The launch of Bada demonstrates Samsung’s understanding that to become a leader in the mobile handset industry today requires innovation in software as well as hardware. It’s increasingly difficult for OEMs to differentiate using a shared software platform, as both the services and developer ecosystem are typically owned by others, taking value away from the OEMs.
However, to avoid becoming the plastic wrapping on someone else’s software and services requires the ownership of a software platform or finessing the user experience of someone else’s software platform. The former requires heavy investment and carries greater risk, but potentially greater return. Samsung has a foot in each camp: Bada as a differentiated mid-range volume proposition; and a choice of Android, Windows Phone and Symbian platforms for its other smartphones. Samsung will pick and choose the most appropriate platform based on customer demand.
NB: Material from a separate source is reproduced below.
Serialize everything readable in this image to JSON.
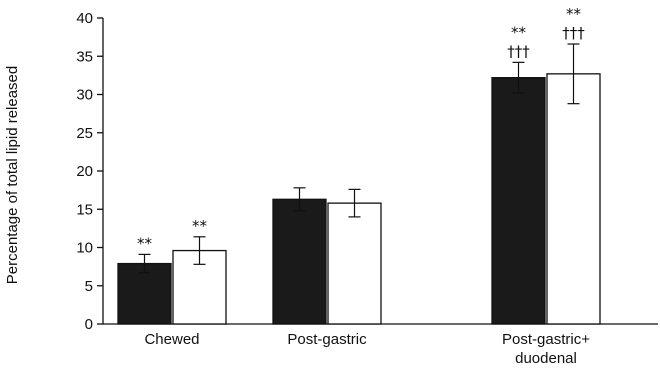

The risk for Samsung is that it fails to attract developers to support the new platform. Samsung needs to provide a developer experience that matches the best that Apple and Google can offer their developers (straightforward route to market, approval and certification of applications; comprehensive tools; a wide range of APIs and documentation; and the right developer runtimes). This is not easy, and is something Nokia is struggling with.
Samsung also needs to show quickly that it can create shipment volumes for Bada and provide developers with a significant addressable market for their applications. At this early stage there are no devices announced, and developers will need to place a lot of faith in Samsung – a risk when there is already a plethora of alternative platforms available.
Consumers will benefit from cheaper smartphone propositions and increased choice, provided user experience is not compromised by mediocre applications, content and services. Samsung has delivered some compelling mid-range devices (the Jet is a good example) but has to bring the applications and services aspect (the ‘smart’ part of smartphone) to win over consumers.
This is a bold move for Samsung, and a setback for other platforms as a potentially significant volume of Samsung devices will use Bada. In 12 months’ time we will have a good view of whether this has been a success for Samsung, or whether its ocean is too treacherous for developers to navigate.